Si lo anterior da por pensar que es una elucubración desmedida, tampoco resulta creíble, sino más bien parece una muestra de un puro afán de demonizar al secretario general, su aliento fétido ( asunto que se repite con énfasis en varias ocasiones), y que el muchacho en su absoluta inocencia y sinceridad le declara: « tú no eres más que un viejo amargado que tiene los dientes podridos y un mal aliento, que se peda cantidad y que suelta la primera burrada que le pasa por la cabeza» – cosa, la del olor, que no sería extraña debido a la cantidad de cigarros Herzegovina que se fumaba acompañado de vodka, facilitados por la servicial Valechka, que también surtía al muchacho de helados de vainilla- del mismo modo que no sería extraño que ya en aquellos años se le fuese la olla de vez en cuando dejando al muchacho en albis, haciendo que éste le tuviese que hacer el periodo hilo.

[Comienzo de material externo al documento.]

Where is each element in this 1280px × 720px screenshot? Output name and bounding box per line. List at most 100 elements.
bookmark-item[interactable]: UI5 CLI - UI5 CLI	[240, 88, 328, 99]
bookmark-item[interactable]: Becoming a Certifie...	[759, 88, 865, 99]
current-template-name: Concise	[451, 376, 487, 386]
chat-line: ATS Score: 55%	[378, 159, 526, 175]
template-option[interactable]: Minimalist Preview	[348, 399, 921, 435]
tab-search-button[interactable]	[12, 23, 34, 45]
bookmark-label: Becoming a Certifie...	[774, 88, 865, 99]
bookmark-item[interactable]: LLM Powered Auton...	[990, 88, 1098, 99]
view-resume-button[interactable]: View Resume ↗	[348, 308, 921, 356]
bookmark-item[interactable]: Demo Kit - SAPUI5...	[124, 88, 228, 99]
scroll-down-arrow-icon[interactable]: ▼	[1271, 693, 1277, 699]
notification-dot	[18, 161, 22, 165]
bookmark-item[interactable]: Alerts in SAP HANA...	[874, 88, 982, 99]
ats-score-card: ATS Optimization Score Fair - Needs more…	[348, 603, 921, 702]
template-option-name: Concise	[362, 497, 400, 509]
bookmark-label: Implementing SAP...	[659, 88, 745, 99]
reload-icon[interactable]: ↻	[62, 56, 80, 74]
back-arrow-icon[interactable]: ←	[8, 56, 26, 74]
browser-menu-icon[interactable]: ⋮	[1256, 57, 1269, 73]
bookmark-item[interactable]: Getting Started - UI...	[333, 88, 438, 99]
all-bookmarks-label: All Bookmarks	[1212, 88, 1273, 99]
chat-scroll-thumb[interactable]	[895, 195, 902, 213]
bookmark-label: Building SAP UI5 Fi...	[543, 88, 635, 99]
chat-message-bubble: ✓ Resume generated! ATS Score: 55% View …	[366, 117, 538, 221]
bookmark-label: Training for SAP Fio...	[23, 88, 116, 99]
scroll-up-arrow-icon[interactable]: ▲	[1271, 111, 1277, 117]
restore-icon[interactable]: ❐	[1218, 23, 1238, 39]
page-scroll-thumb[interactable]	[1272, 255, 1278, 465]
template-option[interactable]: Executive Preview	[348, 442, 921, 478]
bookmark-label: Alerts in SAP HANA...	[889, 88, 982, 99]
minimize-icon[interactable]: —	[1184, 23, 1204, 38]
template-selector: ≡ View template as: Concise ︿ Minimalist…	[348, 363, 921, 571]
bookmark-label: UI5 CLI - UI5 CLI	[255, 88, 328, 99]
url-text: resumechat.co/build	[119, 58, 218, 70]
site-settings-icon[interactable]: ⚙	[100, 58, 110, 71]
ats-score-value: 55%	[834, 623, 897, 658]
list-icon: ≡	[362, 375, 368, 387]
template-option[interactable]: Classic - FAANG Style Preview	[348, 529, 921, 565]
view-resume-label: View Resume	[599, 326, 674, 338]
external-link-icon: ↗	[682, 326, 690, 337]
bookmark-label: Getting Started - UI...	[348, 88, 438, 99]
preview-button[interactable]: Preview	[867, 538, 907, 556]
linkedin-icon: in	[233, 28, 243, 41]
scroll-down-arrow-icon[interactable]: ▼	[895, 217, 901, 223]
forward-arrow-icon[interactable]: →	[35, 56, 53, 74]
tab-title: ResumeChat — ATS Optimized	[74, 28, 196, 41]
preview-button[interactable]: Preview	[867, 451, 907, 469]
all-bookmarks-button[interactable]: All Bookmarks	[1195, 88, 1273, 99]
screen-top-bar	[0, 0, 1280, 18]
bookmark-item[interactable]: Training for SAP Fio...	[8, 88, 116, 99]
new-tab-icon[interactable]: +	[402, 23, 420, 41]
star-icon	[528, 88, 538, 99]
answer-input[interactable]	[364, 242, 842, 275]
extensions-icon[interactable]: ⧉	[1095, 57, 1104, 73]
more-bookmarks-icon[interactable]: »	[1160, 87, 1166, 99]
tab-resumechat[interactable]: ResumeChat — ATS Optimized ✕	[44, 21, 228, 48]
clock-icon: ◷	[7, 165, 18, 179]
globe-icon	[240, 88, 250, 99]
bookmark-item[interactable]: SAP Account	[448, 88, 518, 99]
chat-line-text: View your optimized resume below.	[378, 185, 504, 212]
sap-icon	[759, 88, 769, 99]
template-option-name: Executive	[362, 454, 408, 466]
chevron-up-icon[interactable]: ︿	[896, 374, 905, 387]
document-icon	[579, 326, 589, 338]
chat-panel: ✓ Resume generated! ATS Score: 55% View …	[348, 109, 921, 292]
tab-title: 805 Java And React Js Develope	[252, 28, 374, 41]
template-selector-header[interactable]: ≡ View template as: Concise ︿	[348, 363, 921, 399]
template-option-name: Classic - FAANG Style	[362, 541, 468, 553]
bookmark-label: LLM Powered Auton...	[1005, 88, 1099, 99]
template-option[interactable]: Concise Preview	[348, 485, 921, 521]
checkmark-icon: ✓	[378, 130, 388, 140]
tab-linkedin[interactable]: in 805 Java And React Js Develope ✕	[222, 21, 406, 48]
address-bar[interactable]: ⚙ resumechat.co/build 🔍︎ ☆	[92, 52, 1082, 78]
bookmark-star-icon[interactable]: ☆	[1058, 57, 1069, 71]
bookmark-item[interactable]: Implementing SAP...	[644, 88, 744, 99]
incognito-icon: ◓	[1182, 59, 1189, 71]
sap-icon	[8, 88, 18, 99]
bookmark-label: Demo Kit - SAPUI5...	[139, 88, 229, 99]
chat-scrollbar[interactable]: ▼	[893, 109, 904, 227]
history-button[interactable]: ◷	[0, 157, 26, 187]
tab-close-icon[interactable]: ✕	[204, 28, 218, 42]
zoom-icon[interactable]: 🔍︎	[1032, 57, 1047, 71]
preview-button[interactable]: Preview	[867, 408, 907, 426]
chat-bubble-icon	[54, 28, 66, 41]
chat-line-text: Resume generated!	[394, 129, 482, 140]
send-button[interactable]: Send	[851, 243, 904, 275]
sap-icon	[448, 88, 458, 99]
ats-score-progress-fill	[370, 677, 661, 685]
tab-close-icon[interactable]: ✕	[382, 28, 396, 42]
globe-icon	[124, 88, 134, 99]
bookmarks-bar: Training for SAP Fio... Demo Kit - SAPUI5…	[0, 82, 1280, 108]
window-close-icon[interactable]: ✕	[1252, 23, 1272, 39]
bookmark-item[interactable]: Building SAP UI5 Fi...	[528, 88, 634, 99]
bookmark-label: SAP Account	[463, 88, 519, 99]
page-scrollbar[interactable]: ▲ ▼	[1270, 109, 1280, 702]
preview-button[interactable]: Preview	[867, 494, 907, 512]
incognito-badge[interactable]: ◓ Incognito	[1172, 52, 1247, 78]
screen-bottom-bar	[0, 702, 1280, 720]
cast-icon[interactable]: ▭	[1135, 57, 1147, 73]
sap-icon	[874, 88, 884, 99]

Los recuerdos de sus andanzas en atracos varios con el fin de recabar fondos para el partido bolchevique, sus huidas de diferentes prisiones zaristas, el ambiente familiar ( padre borracho y maltratador y madre beata)parecen responder fielmente a la realidad biográfica del persona.je, del mismo modo que las opiniones vertidas sobre Churchill, Truman, etc …lo que ya resulta retorcido y chungo, ad nauseam, son las preguntas que el anciano ( hablando con la dureza del acero, que no otra cosa significa Stalin en ruso), plantea al muchacho sobre su sexualidad ( masturbaciones, erecciones, etc.) y las lecciones que le ofrece sobre las mujeres, etc., etc., etc., resultando la más humano las frecuentes visitas al retrete que extrañan al muchacho y que son explicadas por el anciano por causa de la próstata; explicaciones y preguntas al precoz muchacho que le enseña a jugar al ajedrez y que domina aspectos profundos de la física, la mecánica cuántica, la teoría unificada, y…el principio de incertidumbre de Heisenberg, entre otros, aspectos que había mamado en su casa.

En fin, una novela en la que se retrata la paranoia como estado esencial de Stalin ( Koba), con respecto a todo el mundo y en especial , siempre vigilante de sus compañeros del Politburó, en los últimos tiempos de su existencia y que resalta algunos de los asuntos y hechos políticos de los duros tiempos de la pretendida construcción del socialismo en un solo país.